3. BE MORE OPTIMISTIC. the glass is always half-full. but then again, maybe one can be too optimistic, so maybe this shouldn't be a goal. what's wrong with seeing the world through rose-colored spectacles?

ok 2 and 3 are half goals, goals that we have that really can't be accomplished, or really just aren't goals, but a way of thinking to decrease the number of goals you'll have on your next new year's resolution. ok that works.

have a happy new year!


Monday, December 11, 2006

i heard a sermon today about how pain happens so that we may draw closer to God and how everyone, behind the "Sunday smiles", has some sort of wound that has or is currently affecting them. I never really thought about my wounds, haha or i guess it's not something that you really want to think about, but i'm beginning to realize how much my wound is still there. Actually it's more like a scar; the cut has healed, but has left a permanent mark. Actually, i'm not sure if the cut has healed, but ok, i'm positive about the mark. I never realized how much the way i think has been affected by this and how much of my insecurity stems from this. i take such pleasure in psychoanalyzing others, but always avoided it when it came to my own thoughts and emotions. well, not necessarily true, i'm enjoying the analyzing that i'm doing right now. 

insecurities are interesting little buggers; common to all man, and yet such a lonely struggle.

i feel rather odd posting such a dark (well at least it seems dark to me) entry. it doesn't really match my bright, starburst-like background, but oh well.

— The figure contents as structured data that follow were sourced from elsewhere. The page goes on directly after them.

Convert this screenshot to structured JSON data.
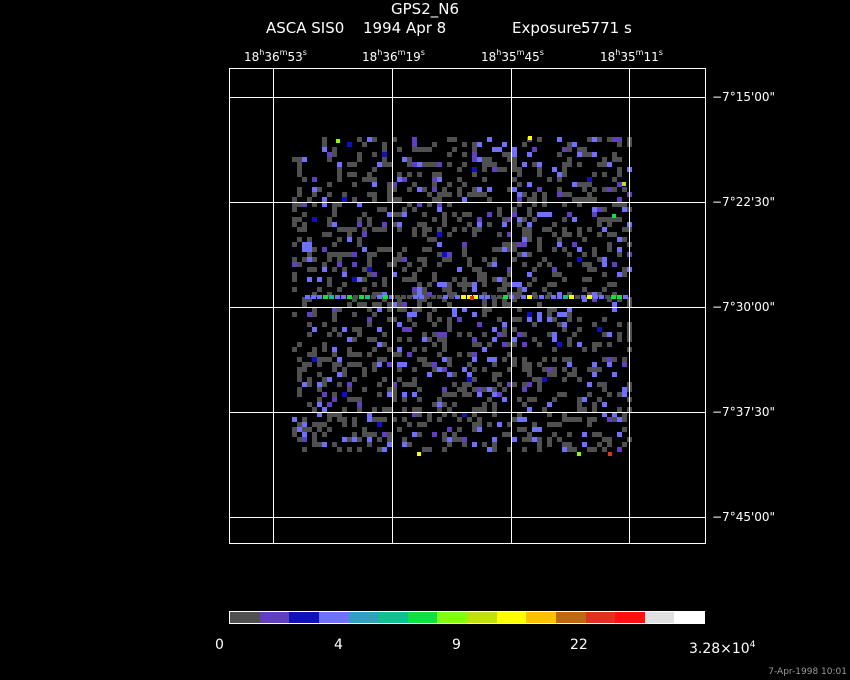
{
  "header": {
    "object": "GPS2_N6",
    "instrument": "ASCA SIS0",
    "date": "1994 Apr  8",
    "exposure_label": "Exposure:",
    "exposure_value": "5771 s"
  },
  "ra_labels": [
    {
      "h": "18",
      "hu": "h",
      "m": "36",
      "mu": "m",
      "s": "53",
      "su": "s"
    },
    {
      "h": "18",
      "hu": "h",
      "m": "36",
      "mu": "m",
      "s": "19",
      "su": "s"
    },
    {
      "h": "18",
      "hu": "h",
      "m": "35",
      "mu": "m",
      "s": "45",
      "su": "s"
    },
    {
      "h": "18",
      "hu": "h",
      "m": "35",
      "mu": "m",
      "s": "11",
      "su": "s"
    }
  ],
  "dec_labels": [
    "−7°15'00\"",
    "−7°22'30\"",
    "−7°30'00\"",
    "−7°37'30\"",
    "−7°45'00\""
  ],
  "colorbar": {
    "colors": [
      "#505050",
      "#6040c0",
      "#1010c0",
      "#7070ff",
      "#30a0c0",
      "#10c090",
      "#10e040",
      "#80ff10",
      "#c0e010",
      "#ffff00",
      "#ffc000",
      "#c06810",
      "#e03020",
      "#ff1010",
      "#e0e0e0",
      "#ffffff"
    ],
    "ticks": [
      "0",
      "4",
      "9",
      "22"
    ],
    "max_mantissa": "3.28×10",
    "max_exp": "4"
  },
  "timestamp": "7-Apr-1998 10:01"
}
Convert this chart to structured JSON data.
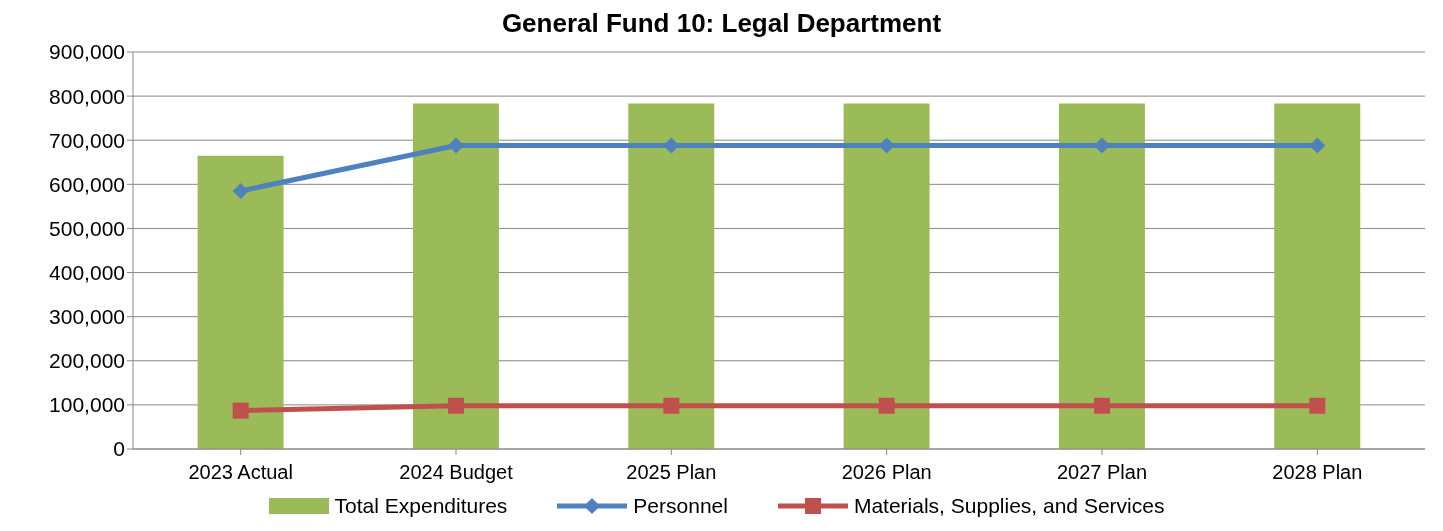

and im starting to like xanga. i see why people post now. haha a decade too late.

 


Thursday, December 07, 2006

haha i am sooo not technologically savvy, like not at all! So i took a quiz and it gives you a link and you just cut and paste it onto your webpage. Well i followed the directions, but what ended up being posted was the code, rather than the image. haha, i can't believe to this day, i still dont know how to do this. ok scratch my last entry, some things dont change. well whatev, i dont like computers and they dont like me, it's all good.


Tuesday, December 05, 2006

i was looking back through my xanga entries and just laughed! man, times have changed! haha i feel like someone else wrote all those entries, i mean that soooo doesn't sound like me...ok maybe it does. Isn't it weird how we're all changing but we don't really notice the change? I remember brushing my teeth one morning and feeling the sink counter against my lower stomach. I remember brushing my teeth like over a decade ago and feeling the counter against my chest. That thought sort of freaks me out because in like a decade from now, i could be like a completely different person, right?

It's so weird how things have sort of fallen into place...hopes and desires that we had then are just so completely different now and things that you absolutely did not expect to happen have...happened. But it all worked out. Life is strange, yet beautiful, that's all i can say, and above all God is good.

cool beans--remember how popular this term was back in the day!! i still don't understand what that really means...

 


Sunday, February 06, 2005

You are a drumstick.



Absolutely insane. That is how most would describe you. You aren't afraid to take risks, and enjoy putting yourself in strange situations. Most people hang out with you because of your hilarious sense of humour. You light up any bad situation, and can help all of your friends with their problems, except for your own. Because of this, you enjoy being around people like you. Many shut you out for your very weird, random personality, but honestly, you shouldn't care.

Most compatible with: Guitar, and another drumstick.